Governor Rick Scott has signed House Bill 1447 into law, enacting changes to the Special Food Service license to allow smaller restaurants within a delineated downtown dining district to serve full liquor.
The law allows an exemption for restaurants with at least 80 seats and at least 1800 square feet. The state law, which still applies to restaurant outside the downtown parameters, requires a minimum of 150 seats and at least 2500 square feet to qualify for the SFS license. A third requirement, that at least 51 percent of the establishment’s sales be derived from food and non-alcoholic beverages, remains for both categories, regardless of size or exemption.

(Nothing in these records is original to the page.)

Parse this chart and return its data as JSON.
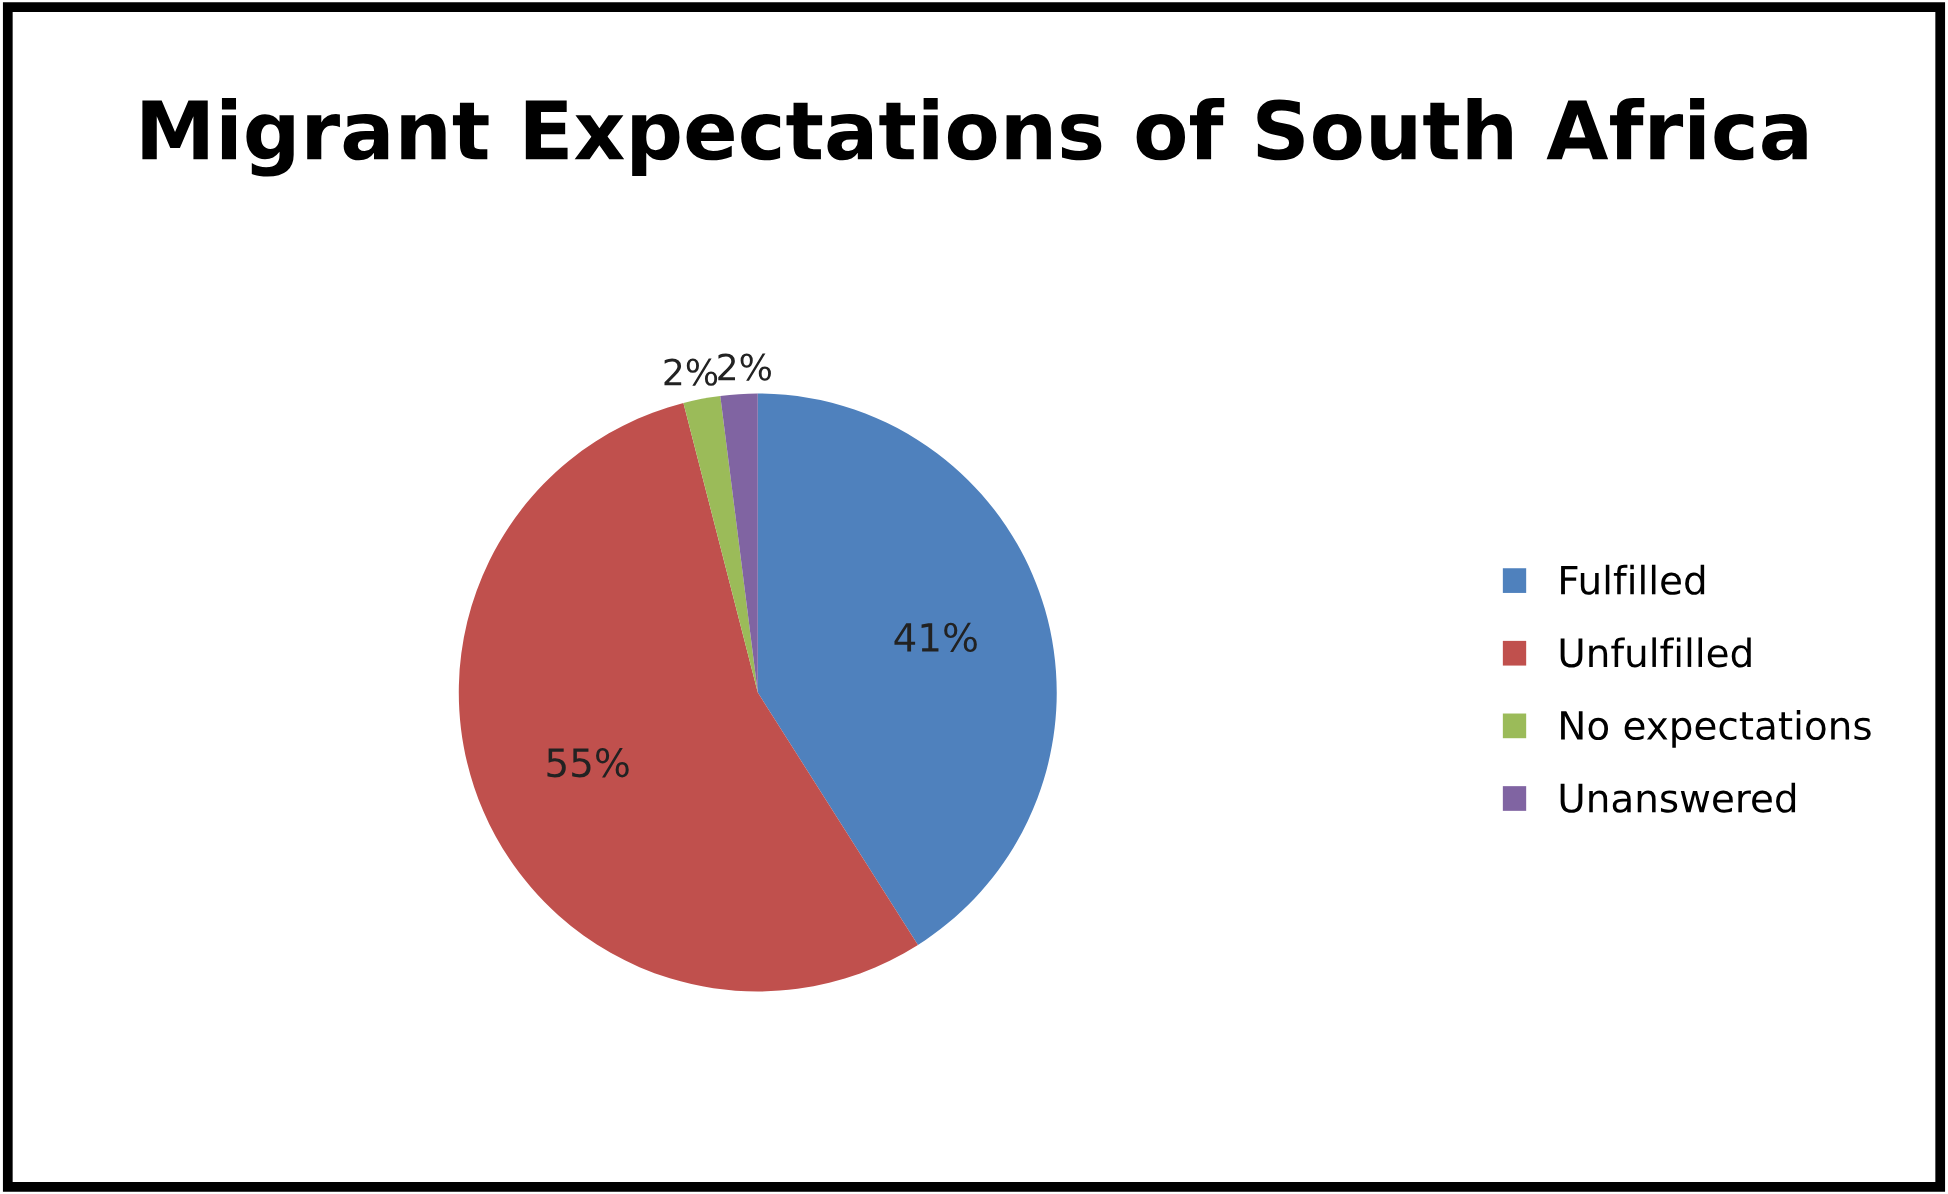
{
  "chart_data": {
    "type": "pie",
    "title": "Migrant Expectations of South Africa",
    "categories": [
      "Fulfilled",
      "Unfulfilled",
      "No expectations",
      "Unanswered"
    ],
    "values": [
      41,
      55,
      2,
      2
    ],
    "colors": [
      "#4f81bd",
      "#c0504d",
      "#9bbb59",
      "#8064a2"
    ],
    "value_labels": [
      "41%",
      "55%",
      "2%",
      "2%"
    ],
    "legend": "right"
  }
}
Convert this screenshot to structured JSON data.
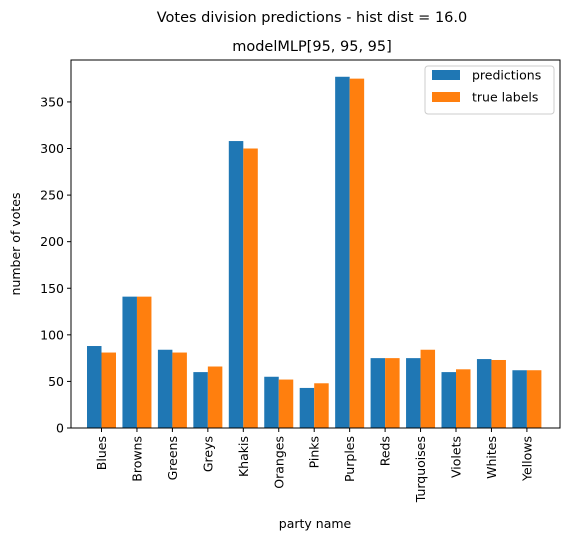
{
  "chart_data": {
    "type": "bar",
    "suptitle": "Votes division predictions - hist dist = 16.0",
    "title": "modelMLP[95, 95, 95]",
    "xlabel": "party name",
    "ylabel": "number of votes",
    "ylim": [
      0,
      395
    ],
    "yticks": [
      0,
      50,
      100,
      150,
      200,
      250,
      300,
      350
    ],
    "grid": false,
    "legend_position": "top-right",
    "categories": [
      "Blues",
      "Browns",
      "Greens",
      "Greys",
      "Khakis",
      "Oranges",
      "Pinks",
      "Purples",
      "Reds",
      "Turquoises",
      "Violets",
      "Whites",
      "Yellows"
    ],
    "series": [
      {
        "name": "predictions",
        "color": "#1f77b4",
        "values": [
          88,
          141,
          84,
          60,
          308,
          55,
          43,
          377,
          75,
          75,
          60,
          74,
          62
        ]
      },
      {
        "name": "true labels",
        "color": "#ff7f0e",
        "values": [
          81,
          141,
          81,
          66,
          300,
          52,
          48,
          375,
          75,
          84,
          63,
          73,
          62
        ]
      }
    ]
  }
}
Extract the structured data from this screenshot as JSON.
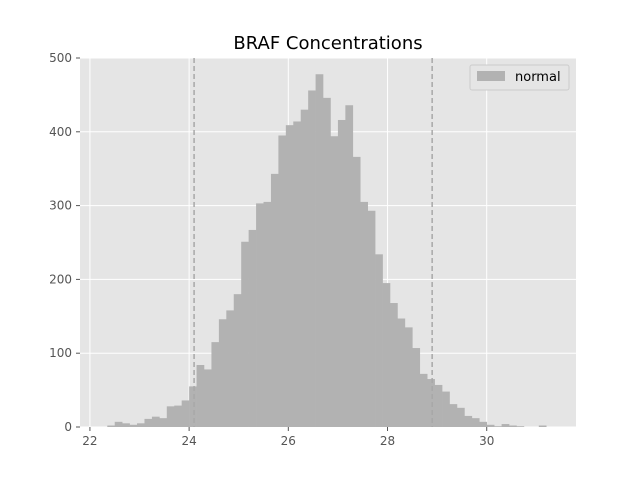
{
  "chart_data": {
    "type": "bar",
    "title": "BRAF Concentrations",
    "xlabel": "",
    "ylabel": "",
    "xlim": [
      21.8,
      31.8
    ],
    "ylim": [
      0,
      500
    ],
    "xticks": [
      22,
      24,
      26,
      28,
      30
    ],
    "yticks": [
      0,
      100,
      200,
      300,
      400,
      500
    ],
    "grid": true,
    "legend_position": "top-right",
    "colors": {
      "plot_background": "#e5e5e5",
      "grid": "#ffffff",
      "bar": "#b2b2b2",
      "reference_line": "#a8a8a8"
    },
    "series": [
      {
        "name": "normal",
        "bin_width": 0.15,
        "bin_start": [
          22.35,
          22.5,
          22.65,
          22.8,
          22.95,
          23.1,
          23.25,
          23.4,
          23.55,
          23.7,
          23.85,
          24.0,
          24.15,
          24.3,
          24.45,
          24.6,
          24.75,
          24.9,
          25.05,
          25.2,
          25.35,
          25.5,
          25.65,
          25.8,
          25.95,
          26.1,
          26.25,
          26.4,
          26.55,
          26.7,
          26.85,
          27.0,
          27.15,
          27.3,
          27.45,
          27.6,
          27.75,
          27.9,
          28.05,
          28.2,
          28.35,
          28.5,
          28.65,
          28.8,
          28.95,
          29.1,
          29.25,
          29.4,
          29.55,
          29.7,
          29.85,
          30.0,
          30.15,
          30.3,
          30.45,
          30.6,
          30.75,
          30.9,
          31.05
        ],
        "counts": [
          2,
          7,
          5,
          3,
          5,
          11,
          14,
          12,
          28,
          29,
          36,
          55,
          84,
          78,
          115,
          146,
          158,
          180,
          251,
          267,
          303,
          305,
          343,
          395,
          409,
          414,
          430,
          456,
          478,
          446,
          394,
          416,
          436,
          366,
          305,
          293,
          234,
          195,
          168,
          147,
          135,
          107,
          72,
          65,
          57,
          48,
          31,
          26,
          15,
          12,
          7,
          3,
          1,
          4,
          2,
          1,
          0,
          0,
          2
        ]
      }
    ],
    "reference_lines_x": [
      24.1,
      28.9
    ]
  }
}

While it might now be easier for restaurants to meet the requirements to offer a full bar along with a farm-to-table menu, it isn’t necessarily simpler. We are still talking about government bureaucracy, after all.
No one was chomping at the bit waiting for the ink to dry on the bill more than Kirt Earhart, co-owner of Maxine’s on Shine, whose address now falls within the special district. Earhart and his wife, Maxine, were part of a stakeholders group that championed the law and the two spoke in its favor to a group of local lawmakers in October.
When it was announced, earlier in March, that the legislature had overwhelmingly passed the bill, Earhart was quoted as saying that he expected to be serving cocktails within a week. It might take a bit more time.
“We were there yesterday at city hall,” Earhart said in an email Tuesday. “Was at state office on Robinson a week ago. Working through the process,” he said. “My feeling today is two weeks from now till we have liquor.”
Those who meet the requirements must fill out a form at the state’s website then submit it to the Orlando City Hall for review.
But even with the license, existing restaurants such as Maxine’s have other issues to solve.
“I do plan to shut down for a day or two in May,” said Earhart, “to reset the bar area.” A well-stocked bar requires a lot of bottles and mixers.
Still, Earhart says he expects to have his full beverage program in operation by June.